アルミスパンドレルには主として押出材としてポピュラーなアルミニウム合金の6061や6063が使用されます。これらのアルミ合金は耐食性や加工性に優れており、建築用途に適した素材です。表面処理としては、アルマイト処理(陽極酸化処理)が一般的です。

その他、粉体塗装仕上げで、耐候性を高めるものもあり、これはカラーバリエーションが豊富にあります。木目調シート貼りでリアルな木目を再現して、温かみのあるデザインのものもあります。

アルマイト処理(陽極酸化処理)とは、アルミニウムの表面に人工的な酸化皮膜を生成させる表面処理のことです。電気分解を利用して、アルミニウムを陽極(+極)として電解液中で処理し、表面に酸化アルミニウムの皮膜を形成します。

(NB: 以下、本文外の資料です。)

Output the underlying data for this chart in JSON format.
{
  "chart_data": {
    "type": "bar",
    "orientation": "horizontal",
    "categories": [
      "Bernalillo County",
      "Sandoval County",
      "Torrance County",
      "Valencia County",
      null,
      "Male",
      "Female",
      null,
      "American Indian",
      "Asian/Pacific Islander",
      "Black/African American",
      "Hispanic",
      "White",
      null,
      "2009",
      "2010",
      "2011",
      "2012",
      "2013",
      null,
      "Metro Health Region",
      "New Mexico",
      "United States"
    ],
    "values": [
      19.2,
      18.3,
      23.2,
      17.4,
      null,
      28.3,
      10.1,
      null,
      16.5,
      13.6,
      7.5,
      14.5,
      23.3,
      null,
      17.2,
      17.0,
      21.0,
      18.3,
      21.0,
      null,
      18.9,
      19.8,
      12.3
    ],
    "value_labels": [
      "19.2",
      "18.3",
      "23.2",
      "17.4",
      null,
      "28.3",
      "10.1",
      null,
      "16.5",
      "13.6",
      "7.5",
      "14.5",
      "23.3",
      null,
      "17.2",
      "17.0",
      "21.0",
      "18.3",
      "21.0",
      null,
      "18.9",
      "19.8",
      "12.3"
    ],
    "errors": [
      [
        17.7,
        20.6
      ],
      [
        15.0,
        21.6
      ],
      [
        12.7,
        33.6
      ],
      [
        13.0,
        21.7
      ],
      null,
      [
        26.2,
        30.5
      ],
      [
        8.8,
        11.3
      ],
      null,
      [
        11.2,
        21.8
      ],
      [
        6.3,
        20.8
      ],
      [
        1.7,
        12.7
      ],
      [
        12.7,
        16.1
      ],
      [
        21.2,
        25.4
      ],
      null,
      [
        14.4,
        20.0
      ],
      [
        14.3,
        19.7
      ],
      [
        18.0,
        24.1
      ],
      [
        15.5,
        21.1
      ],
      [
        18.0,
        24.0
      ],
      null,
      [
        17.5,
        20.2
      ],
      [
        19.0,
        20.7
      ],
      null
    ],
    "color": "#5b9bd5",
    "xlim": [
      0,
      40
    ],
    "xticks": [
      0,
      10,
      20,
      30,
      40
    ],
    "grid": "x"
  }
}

これにより、耐食性や耐摩耗性が向上し、装飾的な外観を得ることもできます。

アルミスパンドレルの用途

  • アルミスパンドレルは次のような施工場所で使われています。
    • 天井材(屋内・屋外)として、駅や空港、マンションのエントランスなど。
    • 軒天・庇裏として、雨風にさらされる場所でも高い耐久性を発揮します。
    • 外壁材としてカーテンウォール構法の中間パネルや防火区画の外装材として。
    • 内装壁材としてオフィスや学校、病院などの内壁にも採用されています。

軽量で加工性が高いため点検口の設置や曲面への対応も簡単です。さらに、防火認定を取得した製品も多くて準耐火構造の建物にも使用できます。

アルミスパンドレルの施工方法

スパンドレルの施工は次の手順で行われます。

1.下地組

スパンドレルを固定するための下地(軽量鉄骨下地など)を組みます。この下地がスパンドレルの平滑性や強度を支えるため、正確な墨出しと水平・垂直の確保が重要です。

2.吊り金具・野縁の設置

下地に吊り金具や野縁(スパンドレルを直接取り付けるための部材)を設置します。スパンドレルの種類や寸法に合わせて、適切なピッチで設置します。

3.スパンドレルの取り付け

はめ込み式、クリップ式、ビス留め式などがあります。

4.端部処理

壁際や開口部などの端部は、専用の継ぎ手材やコーナー材、見切り材などを使用して美しく納めます。

アルミスパンドレルの価格

価格は材質や仕上げ、サイズによって異なりますが、以下が一般的な相場です。

種類単価(1㎡あたり)
無塗装アルミ約2,000~3,500円
アルマイト処理済み約3,500~5,500円
粉体塗装仕上げ約5,000~8,000円
木目調シート貼り約6,000~10,000円

オーダーメイドや特殊形状の場合は、金型代などが必要になるので、さらに高額になることがあります。また、施工費や副資材費は別途必要です。

あくまで一般的な目安であり、個別の見積もりが必要ですが、例えば、一般的なアルマイト処理されたスパンドレルであれば、幅や形状にもよりますが、1mあたり数千円から数万円程度がひとつの目安となるでしょう。フッ素樹脂焼付塗装品や特殊な加工品は、この価格帯を上回ることがあります。